Baneux later set up the Mariner deal for DiPisa. However, according to his claim, he was not paid the appropriate referral fee based on their prior conversations. The entrepreneur alleges DiPisa filed the initial legal challenges in New York to force Baneux into complicity.
“Dalphia began asserting alleged misconduct by BNX and Mr. Baneux in relation to RIA [Growth Catalyst],” the lawsuit states.
Meanwhile, the lawsuit argues that DiPisa was using RIA Growth Catalyst’s data to drum up business in ways that breached its terms and conditions.
“RIA Platform customers are prohibited from using RIA Platform information in support of business transactions outside their firms, such as CIMs (Confidential Information Memorandums) presented to potential purchasers in mergers and acquisitions,” the claim states.
Baneux also claims Dalphia used his site knowledge to attempt to create a separate version, though the complaint does not go into specific detail.
“Upon information and belief, Dalphia or Mr. DiPisa has engaged in similar or competing business enterprise since being allowed to join RIA as a member,” the lawsuit states.
More broadly, the documents filed by his lawyer paint the picture of a young business owner seeking to make his way in an emerging market, only to be bitten by a savvier player. In addition to DiPisa, investors in RIA Growth Catalyst include his father, Phillippe Baneux.
“BNX, helmed by a newly minted business owner with little experience negotiating operating agreements, believed that Dalphia and Mr. DiPisa were acting in good faith toward BNX and toward RIA,” the complaint states. “Having no reason to suspect that Dalphia’s true purpose was to acquire control over the RIA Platform and RIA’s business enterprise, BNX relied upon Mr. DiPisa’s experience.”
Baneux is seeking damages from DiPisa, ranging from payment for using RIA Growth Catalyst’s data to the expenses Baneux and RIA Growth Catalyst have had to pay to deal with the multi-state litigation.
Client Fallout
Brandon Kawal, a partner with Advisor Growth Strategies who is not linked to either party and not involved in the dispute, said the dustup shows the promise and perils of a maturing RIA deal space.
“On the positive side, you have more advances in technology—AI, databases and the like that are out there, and there are more tools available,” he said. “But it also presents new areas to navigate, because we have the same obligations to ultimately protect the client.”
Kawal said the dispute, which shouldn’t affect the RIA firms involved, underscores the need for complete transparency in dealmaking among all the parties on both sides.
“For sellers, knowing what fees you are paying and to whom and what the arrangements are is pretty key,” he said. “This is most likely the most transformational transaction of your life, and you don’t want to end up going through a PR or media battle.”

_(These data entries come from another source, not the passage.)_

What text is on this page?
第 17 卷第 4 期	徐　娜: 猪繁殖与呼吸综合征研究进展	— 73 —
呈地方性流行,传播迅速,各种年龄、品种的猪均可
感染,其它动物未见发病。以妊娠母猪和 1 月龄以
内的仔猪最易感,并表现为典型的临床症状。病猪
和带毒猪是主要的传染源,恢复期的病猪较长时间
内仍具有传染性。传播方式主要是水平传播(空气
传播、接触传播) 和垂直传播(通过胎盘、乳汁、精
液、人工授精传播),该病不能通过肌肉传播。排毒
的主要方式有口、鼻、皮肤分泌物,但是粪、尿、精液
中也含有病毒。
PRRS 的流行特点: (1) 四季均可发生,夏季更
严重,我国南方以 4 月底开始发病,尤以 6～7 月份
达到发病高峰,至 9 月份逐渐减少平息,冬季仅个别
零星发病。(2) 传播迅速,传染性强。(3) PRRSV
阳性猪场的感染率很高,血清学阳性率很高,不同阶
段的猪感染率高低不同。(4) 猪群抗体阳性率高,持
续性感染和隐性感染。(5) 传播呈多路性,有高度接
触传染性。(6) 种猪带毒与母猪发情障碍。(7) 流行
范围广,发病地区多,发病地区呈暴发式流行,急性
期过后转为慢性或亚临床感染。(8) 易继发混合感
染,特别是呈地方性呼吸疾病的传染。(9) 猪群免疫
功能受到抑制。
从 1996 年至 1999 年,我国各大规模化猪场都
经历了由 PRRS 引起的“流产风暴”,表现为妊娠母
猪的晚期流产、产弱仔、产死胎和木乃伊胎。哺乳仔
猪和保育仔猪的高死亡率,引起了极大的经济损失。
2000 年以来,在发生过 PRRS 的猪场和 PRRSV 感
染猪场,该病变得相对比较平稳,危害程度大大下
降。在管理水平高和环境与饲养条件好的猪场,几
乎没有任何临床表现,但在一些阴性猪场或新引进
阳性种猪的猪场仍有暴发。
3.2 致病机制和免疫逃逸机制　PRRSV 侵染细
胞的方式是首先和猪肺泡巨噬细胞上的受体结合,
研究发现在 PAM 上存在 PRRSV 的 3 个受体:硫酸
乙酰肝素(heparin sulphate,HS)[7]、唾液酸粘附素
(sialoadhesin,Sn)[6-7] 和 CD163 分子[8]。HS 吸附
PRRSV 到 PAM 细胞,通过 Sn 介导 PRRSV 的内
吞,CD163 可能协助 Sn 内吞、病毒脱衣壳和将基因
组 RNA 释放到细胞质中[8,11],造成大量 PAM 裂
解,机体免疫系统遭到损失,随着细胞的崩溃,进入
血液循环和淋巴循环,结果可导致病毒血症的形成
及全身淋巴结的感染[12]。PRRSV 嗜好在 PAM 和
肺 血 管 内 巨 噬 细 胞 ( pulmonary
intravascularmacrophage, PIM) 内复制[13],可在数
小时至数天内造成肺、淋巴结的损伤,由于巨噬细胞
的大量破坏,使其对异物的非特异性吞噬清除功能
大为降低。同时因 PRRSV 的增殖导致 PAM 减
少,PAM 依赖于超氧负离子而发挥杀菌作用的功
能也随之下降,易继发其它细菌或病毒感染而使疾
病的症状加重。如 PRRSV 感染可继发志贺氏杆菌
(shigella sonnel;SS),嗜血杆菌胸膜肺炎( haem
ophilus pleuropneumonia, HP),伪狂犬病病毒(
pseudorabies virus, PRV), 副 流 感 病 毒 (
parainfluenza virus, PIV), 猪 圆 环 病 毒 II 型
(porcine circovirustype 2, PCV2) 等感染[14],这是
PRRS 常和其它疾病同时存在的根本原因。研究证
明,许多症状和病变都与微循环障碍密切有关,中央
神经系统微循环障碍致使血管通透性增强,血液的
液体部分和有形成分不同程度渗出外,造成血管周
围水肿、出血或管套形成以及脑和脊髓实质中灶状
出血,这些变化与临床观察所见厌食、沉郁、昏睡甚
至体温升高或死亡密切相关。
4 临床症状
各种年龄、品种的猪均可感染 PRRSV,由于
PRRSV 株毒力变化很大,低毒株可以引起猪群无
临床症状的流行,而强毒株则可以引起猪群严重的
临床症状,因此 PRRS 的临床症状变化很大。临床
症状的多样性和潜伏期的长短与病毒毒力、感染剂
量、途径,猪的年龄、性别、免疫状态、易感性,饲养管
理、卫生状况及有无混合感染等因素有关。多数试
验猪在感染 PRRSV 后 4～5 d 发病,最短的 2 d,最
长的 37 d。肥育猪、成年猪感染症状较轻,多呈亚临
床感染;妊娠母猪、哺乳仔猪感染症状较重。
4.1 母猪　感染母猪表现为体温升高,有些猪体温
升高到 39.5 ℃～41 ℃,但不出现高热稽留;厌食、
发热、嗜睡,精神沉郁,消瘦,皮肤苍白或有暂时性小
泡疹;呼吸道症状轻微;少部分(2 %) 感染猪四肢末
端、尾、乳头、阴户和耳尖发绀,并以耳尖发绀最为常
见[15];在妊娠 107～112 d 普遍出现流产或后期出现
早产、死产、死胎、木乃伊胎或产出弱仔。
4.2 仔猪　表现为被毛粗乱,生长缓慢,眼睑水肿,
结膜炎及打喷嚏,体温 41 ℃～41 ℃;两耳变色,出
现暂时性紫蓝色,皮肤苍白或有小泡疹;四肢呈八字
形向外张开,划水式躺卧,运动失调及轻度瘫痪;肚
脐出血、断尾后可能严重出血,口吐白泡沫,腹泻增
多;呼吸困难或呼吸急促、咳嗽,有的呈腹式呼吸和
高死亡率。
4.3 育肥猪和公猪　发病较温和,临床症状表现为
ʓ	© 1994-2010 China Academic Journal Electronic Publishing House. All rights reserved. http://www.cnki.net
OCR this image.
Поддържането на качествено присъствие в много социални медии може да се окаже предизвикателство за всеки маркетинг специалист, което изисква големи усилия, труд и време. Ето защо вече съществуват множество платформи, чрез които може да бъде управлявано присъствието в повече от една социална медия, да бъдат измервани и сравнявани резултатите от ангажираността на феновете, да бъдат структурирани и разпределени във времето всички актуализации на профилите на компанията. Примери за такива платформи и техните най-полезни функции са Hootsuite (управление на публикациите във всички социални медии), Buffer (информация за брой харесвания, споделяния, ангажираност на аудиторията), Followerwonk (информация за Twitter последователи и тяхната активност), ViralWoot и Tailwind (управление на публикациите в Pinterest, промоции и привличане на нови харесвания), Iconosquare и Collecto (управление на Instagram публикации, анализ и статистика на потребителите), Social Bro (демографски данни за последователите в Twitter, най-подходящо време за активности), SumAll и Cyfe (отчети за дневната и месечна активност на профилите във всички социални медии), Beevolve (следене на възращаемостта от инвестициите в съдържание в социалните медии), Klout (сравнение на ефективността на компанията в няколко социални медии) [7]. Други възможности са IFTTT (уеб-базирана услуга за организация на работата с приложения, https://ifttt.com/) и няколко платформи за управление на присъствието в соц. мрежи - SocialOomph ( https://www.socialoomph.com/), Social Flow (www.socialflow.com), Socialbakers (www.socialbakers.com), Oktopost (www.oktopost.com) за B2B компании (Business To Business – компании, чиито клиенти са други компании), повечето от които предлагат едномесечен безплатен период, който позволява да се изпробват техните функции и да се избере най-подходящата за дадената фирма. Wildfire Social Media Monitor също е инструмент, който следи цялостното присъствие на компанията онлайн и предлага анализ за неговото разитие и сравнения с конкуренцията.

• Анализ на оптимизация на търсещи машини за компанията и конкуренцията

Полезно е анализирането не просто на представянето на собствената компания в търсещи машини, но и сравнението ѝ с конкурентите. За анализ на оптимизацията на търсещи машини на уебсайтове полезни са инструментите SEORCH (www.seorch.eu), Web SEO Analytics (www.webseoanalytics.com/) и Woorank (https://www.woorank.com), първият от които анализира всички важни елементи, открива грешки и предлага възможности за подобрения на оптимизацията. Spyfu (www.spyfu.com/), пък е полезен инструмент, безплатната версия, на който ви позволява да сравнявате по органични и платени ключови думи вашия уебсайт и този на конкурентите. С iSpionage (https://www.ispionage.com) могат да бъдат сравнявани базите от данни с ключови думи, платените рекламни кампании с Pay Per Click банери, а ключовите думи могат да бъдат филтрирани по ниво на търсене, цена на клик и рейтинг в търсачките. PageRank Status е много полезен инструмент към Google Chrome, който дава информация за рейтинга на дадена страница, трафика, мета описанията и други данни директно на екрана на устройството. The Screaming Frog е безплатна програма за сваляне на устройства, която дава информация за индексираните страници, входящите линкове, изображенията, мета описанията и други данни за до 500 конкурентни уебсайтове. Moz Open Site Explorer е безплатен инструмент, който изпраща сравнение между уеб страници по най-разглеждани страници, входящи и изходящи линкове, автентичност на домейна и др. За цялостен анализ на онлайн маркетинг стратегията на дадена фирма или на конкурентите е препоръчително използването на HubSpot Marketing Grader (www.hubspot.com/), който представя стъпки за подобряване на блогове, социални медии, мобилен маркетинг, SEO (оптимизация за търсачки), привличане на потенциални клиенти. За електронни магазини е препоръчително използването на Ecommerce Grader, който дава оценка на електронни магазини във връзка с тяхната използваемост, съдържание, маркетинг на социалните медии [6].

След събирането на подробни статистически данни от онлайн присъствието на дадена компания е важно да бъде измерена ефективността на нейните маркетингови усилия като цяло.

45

RIA Growth Catalyst remains active in the RIA space, pitching its value in researching and identifying acquisition-worthy RIAs. Baneux, who was on his way to an industry conference this week, said the firm would “continue to operate and grow despite the situation.”
“We hope it gets resolved,” he said. “But we didn’t file the lawsuits—Jim did. They were not just a surprise to us, but we made efforts to meet with and resolve the situation beforehand, and he cancelled the meetings and refused to join.”
DiPisa’s Dalphia has not announced a deal since the Mariner transaction. Still, his relatively new firm shows a history of transactions with large players such as EP Wealth and Cary Street Partners. Before starting his firm, DiPisa had been head of business development at Robertson Stephens, a senior vice president at Dynasty Financial Partners, and an equities trader and analyst at Goldman Sachs, among other roles.
DiPisa’s attorneys confirmed that they are working in the Texas courts to get some or all of Baneux’s allegations dismissed.
They declined to comment on the legal proceedings beyond the court filings.
A meeting is set for Oct. 13 in a district court in Dallas to set a schedule in the ongoing case.